Kidane Woldemariyam
2020
Embedding Oriented Adaptable Semantic Annotation Framework for Amharic Web Documents
Kidane Woldemariyam
|
Dr. Fekade Getahun
Proceedings of the Fourth Widening Natural Language Processing Workshop
The Web has become a source of information, where information is provided by humans for humans and its growth has increased necessity to get solutions that intelligently extract valuable knowledge from existing and newly added web documents with no (minimal) supervisions. However, due to the unstructured nature of existing data on the Web, effective extraction of this knowledge is limited for both human beings and software agents. Thus, this research work designed generic and embedding oriented framework that automatically annotates semantically Amharic web documents using ontology. This framework significantly reduces manual annotation and learning cost used for semantic annotation of Amharic web documents with its nature of adaptability with minimal modification.

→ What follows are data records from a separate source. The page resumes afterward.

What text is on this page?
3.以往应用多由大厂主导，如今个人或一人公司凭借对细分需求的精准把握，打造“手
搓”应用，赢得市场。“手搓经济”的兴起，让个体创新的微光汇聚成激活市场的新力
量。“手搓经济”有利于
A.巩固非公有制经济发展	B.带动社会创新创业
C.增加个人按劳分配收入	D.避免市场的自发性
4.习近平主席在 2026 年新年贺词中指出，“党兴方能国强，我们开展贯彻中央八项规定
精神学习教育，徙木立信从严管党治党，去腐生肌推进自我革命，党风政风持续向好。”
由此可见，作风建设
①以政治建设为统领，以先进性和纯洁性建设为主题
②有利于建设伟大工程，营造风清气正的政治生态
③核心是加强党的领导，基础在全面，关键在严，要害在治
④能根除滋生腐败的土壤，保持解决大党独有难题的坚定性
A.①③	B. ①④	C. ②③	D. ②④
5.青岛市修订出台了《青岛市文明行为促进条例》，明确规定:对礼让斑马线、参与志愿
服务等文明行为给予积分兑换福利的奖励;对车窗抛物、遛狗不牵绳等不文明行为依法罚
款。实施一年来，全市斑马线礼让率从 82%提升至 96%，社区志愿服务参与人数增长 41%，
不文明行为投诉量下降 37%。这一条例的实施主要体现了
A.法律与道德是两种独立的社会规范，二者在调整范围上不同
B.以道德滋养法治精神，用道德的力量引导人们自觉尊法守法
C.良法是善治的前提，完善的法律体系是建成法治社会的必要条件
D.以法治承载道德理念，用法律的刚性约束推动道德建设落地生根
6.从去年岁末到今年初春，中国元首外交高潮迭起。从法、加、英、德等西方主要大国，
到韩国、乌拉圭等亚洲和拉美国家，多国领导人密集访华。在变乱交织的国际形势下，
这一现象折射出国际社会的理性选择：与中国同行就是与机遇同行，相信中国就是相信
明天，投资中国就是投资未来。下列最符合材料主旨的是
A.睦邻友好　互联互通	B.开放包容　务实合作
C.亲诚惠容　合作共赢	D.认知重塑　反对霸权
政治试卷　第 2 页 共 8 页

The results have also implied that neural network techniques are promising for semantic annotation, especially for less resourced languages like Amharic in comparison to language dependent techniques that have cost of speed and challenge of adaptation into new domains and languages. We experiment the feasibility of the proposed approach using Amharic news collected from WALTA news agency and Amharic Wikipedia. Our results show that the proposed solution exhibits 70.68% of precision, 66.89% of recall and 68.53% of f-measure in semantic annotation for a morphologically complex Amharic language with limited size dataset.